If you've spent any time around skills frameworks, careers literature, or job ads, you've probably bumped into the same split everywhere: technical skills on one side, transferable or 'soft' skills on the other. The technical ones get treated as the real, measurable, learnable skills. The transferable ones get treated as something else - character traits, vibes, things you either have or you don't.
At Common Flow, we use the term human skill to describe what we actually mean — the full set of capabilities a person uses to do work. Every kind of work. There aren't two categories. There's one.
The problem with the split
Pick any 'technical' skill. Welding, software development, accounting, anaesthetics, electrical work. Now look at what someone actually does when they use it.
A welder reads a job specification. They observe the metal in front of them, comparing it against what the spec calls for. They analyse where the weld needs to go and synthesise that with what they know about heat, distortion, and fit-up. They communicate with the people around them about hold points and safety. They make decisions on the fly when conditions change. They work alongside other tradies on a site that has its own rhythm and its own constraints.
None of that is 'soft' support around the welding. It's the welding.
The same pattern shows up the other way around. Pick what people usually call a soft skill, say, analysing information. The analyst sits down at a computer. They navigate software, type queries, manipulate spreadsheets, write notes. They use a keyboard, a screen, a chair, a workflow. They might physically write something down. They might enter data into a system that requires them to know how that system behaves. The 'cognitive' work is wrapped in technical operation. You can't pull them apart without the work falling over.
One pool, not two
Once you start looking, the split dissolves everywhere you check it. A nurse administering medication is performing precision technical work, exercising clinical judgement, communicating with a patient who is anxious, coordinating with colleagues, and applying knowledge under time pressure. A carpenter framing a wall is doing physical work and spatial reasoning and team communication and material judgement. A teacher running a classroom is reading the room, planning the lesson, executing the plan, adjusting in real time, and using whatever technology the school has bolted to the wall.
None of these jobs sit on one side of a binary. They're all using a mix. The mix is the work.
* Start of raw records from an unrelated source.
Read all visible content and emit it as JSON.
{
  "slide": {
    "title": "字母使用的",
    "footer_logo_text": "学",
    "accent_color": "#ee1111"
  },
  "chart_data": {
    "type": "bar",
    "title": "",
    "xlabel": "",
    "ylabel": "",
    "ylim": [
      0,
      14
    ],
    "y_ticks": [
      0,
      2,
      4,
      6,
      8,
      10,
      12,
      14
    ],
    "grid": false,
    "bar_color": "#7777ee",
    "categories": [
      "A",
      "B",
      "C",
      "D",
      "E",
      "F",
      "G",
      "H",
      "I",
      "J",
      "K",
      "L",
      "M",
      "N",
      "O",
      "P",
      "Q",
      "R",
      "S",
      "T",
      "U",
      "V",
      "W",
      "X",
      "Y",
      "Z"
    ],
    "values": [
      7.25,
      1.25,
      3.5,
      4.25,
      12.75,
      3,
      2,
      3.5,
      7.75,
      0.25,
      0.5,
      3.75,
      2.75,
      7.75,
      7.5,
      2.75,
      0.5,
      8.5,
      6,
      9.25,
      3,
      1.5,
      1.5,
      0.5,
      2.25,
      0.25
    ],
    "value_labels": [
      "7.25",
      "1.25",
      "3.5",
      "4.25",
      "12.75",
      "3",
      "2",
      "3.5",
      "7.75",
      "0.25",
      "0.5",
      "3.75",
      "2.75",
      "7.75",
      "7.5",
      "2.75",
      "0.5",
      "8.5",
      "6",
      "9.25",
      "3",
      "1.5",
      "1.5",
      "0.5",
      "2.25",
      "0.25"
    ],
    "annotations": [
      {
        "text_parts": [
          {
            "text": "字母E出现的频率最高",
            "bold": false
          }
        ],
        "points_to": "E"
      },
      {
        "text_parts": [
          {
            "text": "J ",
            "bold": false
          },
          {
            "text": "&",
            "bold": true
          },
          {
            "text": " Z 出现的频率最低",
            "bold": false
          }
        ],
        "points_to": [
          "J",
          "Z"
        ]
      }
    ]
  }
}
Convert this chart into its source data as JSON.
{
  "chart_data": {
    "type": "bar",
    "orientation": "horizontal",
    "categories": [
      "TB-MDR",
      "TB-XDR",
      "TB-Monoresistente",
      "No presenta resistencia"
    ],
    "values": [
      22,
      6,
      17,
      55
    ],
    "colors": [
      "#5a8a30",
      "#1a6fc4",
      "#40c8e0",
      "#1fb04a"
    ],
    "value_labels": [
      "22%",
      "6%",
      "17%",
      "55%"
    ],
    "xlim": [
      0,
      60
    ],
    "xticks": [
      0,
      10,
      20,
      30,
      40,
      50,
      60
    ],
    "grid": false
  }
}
That's what a human skill is. It's any of the capabilities — observing, analysing, deciding, communicating, planning, coordinating, executing, serving, enduring, and the rest — that a human actually uses to do a thing. Some of them are about how you process information. Some are about how you move your body. Some are about how you read other people. Some are about how you operate a tool. They're all human skills because a human is the one doing them.
Why the language matters
Treating transferable skills as a separate, lesser category has real costs. It teaches young people that the things they're best at aren't really skills. It makes it harder for career-changers to articulate what they bring. It lets employers undervalue the parts of the work that actually carry the load. It tells people from caring professions that the capabilities they've spent decades developing don't quite count.
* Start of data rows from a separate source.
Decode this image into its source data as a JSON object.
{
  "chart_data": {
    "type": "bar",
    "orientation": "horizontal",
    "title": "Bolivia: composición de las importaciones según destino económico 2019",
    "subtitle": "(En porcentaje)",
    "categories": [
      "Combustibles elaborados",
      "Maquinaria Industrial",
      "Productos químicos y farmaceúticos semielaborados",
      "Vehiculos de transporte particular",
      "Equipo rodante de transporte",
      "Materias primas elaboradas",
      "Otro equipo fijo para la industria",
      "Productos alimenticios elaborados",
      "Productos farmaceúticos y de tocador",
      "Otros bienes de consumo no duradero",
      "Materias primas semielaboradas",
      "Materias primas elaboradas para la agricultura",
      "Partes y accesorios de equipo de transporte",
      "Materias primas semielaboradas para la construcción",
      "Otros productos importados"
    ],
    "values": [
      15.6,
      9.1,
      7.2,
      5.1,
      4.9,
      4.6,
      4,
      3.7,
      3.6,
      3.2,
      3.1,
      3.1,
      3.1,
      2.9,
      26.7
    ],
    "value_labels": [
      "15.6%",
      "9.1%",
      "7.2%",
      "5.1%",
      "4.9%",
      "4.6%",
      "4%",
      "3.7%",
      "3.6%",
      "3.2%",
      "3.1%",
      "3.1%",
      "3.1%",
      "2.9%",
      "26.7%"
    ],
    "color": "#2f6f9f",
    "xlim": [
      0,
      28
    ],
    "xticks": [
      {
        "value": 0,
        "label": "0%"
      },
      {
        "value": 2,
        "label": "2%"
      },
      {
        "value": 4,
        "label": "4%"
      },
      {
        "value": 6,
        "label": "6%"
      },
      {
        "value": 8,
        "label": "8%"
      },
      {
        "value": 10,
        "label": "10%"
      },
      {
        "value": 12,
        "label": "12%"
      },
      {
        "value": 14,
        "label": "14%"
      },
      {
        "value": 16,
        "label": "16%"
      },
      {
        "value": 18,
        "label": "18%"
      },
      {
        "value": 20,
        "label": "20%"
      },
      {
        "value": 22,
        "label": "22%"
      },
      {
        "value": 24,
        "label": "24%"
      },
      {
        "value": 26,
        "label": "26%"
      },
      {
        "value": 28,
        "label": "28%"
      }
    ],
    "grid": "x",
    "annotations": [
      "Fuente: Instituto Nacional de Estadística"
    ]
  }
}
Treating technical skills as somehow free of human judgement has costs too. It feeds the assumption that anything technical can be replaced by a process or a machine, and that anything else is fluff. Both halves of the split push the conversation in unhelpful directions.
Calling them all human skills doesn't flatten the differences. A welder and a counsellor are doing very different work. But the differences are about which mix of skills the work draws on, not about whether the skills are real.
What this changes
If you're an individual, this means the things you're good at - including the things that nobody has ever called a skill - count. The way you read a room, settle a younger sibling, hold a difficult conversation, organise five things at once: those are skills. They sit alongside whatever you've trained for, not underneath it.
If you're an employer, it means your job ad is probably describing only half of what the job needs. The technical specs are easy to write down. The capabilities that make someone good at the role - the judgement, the responsiveness, the way they handle pressure or other people - usually don't make it onto the page. They're still part of the work.
If you're an educator, it means the things you build in students that don't sit neatly inside a subject area aren't extras. They're as much a part of what the student is learning as the curriculum.
One pool. One language. The skills are all human, because the people doing them are.